Its findings show New Zealand is one of the fastest growing takeaway markets in the world. Global Data research for the foodservice sector shows an annual growth of 6.7 percent for the New Zealand takeaway delivery market by 2021, which is more than double the growth of the dine-in and pick-up takeaway markets.

The Menulog Report found 1.2 million Kiwis – around a quarter of the population – already order takeaway food for delivery. However, it also highlights the future growth and untapped potential of the sector.

Menulog New Zealand manager Paul Dodds said the unprecedented growth in the food delivery industry stems from consumer demand for convenience and choice, and digital advancements driving ordering habits.

“Technology makes it easy and convenient for people to order food online. It means there is now a huge variety of cuisine being delivered to people’s doors.
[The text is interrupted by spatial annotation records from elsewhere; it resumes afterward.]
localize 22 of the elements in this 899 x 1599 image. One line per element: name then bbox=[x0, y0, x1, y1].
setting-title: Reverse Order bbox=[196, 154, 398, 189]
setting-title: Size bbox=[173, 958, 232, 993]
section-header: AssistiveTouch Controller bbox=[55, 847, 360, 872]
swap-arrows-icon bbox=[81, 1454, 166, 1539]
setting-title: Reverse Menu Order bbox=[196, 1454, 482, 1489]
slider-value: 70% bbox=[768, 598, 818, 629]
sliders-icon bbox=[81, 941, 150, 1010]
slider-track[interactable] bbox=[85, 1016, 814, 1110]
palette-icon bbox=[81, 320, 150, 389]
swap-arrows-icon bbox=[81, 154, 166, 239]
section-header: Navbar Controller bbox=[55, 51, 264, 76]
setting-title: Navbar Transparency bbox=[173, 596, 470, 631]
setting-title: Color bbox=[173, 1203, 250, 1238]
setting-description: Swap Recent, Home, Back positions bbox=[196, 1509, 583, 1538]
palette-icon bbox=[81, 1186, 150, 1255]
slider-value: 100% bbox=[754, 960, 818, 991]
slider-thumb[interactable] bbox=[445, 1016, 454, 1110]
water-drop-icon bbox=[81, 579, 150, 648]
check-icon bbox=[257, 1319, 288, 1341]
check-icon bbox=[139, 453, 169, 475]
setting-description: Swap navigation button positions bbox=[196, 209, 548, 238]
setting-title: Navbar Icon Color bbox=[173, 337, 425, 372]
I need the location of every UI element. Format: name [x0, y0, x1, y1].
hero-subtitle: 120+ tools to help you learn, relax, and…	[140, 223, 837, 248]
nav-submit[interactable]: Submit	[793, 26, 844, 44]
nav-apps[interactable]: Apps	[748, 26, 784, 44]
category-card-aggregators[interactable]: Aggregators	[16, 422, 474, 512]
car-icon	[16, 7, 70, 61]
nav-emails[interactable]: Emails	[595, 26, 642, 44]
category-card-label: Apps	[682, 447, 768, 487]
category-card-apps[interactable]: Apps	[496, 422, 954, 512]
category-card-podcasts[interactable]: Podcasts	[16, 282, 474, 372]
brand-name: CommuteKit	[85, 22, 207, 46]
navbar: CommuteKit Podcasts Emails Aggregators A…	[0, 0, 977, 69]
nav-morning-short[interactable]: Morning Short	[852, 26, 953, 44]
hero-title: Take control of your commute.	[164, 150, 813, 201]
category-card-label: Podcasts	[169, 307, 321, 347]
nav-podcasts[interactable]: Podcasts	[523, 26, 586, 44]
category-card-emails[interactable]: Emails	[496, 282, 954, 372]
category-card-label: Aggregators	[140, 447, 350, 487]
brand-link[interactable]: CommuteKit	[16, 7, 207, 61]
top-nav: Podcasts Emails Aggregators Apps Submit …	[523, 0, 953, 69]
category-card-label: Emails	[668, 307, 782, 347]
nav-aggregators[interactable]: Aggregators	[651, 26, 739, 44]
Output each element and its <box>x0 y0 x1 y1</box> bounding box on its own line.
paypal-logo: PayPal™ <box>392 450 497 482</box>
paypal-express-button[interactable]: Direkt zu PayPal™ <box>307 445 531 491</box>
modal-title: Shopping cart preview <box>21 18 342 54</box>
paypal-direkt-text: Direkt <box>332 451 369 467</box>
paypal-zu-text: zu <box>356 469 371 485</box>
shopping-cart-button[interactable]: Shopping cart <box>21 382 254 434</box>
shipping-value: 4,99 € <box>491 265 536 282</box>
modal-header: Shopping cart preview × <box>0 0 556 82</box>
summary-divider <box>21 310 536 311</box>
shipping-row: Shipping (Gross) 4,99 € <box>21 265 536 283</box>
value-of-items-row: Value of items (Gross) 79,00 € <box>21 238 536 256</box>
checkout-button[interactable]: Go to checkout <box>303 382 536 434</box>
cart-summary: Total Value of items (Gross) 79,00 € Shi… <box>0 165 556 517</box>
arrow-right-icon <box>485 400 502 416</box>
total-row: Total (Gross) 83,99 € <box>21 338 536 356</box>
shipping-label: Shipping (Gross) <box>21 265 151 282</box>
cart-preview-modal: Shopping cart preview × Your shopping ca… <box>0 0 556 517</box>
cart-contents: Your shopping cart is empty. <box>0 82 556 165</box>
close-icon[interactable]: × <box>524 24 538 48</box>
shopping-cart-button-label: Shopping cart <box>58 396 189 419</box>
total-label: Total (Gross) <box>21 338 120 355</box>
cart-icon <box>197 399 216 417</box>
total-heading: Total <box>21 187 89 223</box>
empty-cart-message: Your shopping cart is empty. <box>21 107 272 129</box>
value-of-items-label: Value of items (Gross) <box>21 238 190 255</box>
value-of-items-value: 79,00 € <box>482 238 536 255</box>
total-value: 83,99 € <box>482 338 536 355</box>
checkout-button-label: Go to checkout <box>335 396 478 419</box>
We’re also seeing people’s dining habits change as the range of cuisine continues to grow – and that is great for both consumers and local restaurants.”

Dodds said that while the report highlights how technology is shifting the way New Zealanders eat, family remains at the heart of dinner time and food is an essential ingredient for social occasions.

“There’s nothing like food to bring people together with almost half of Kiwis saying they order food when spending quality time with friends and family.”

The top reason for ordering in was to watch a movie (73 percent), with just over a third watching a streaming service, almost a quarter watching sport, and 14 percent of people say they order food for a romantic night in. Valentine’s Day resulted in a 33 percent increase in orders, the second highest spike of the year apart from the day before ANZAC Day in New Zealand.

Millenials also have some unique takeaway habits compared to Baby Boomers, including being nine times more likely to order from the toilet. Eighty percent of millenials have ditched dinner plans in favour of ordering in.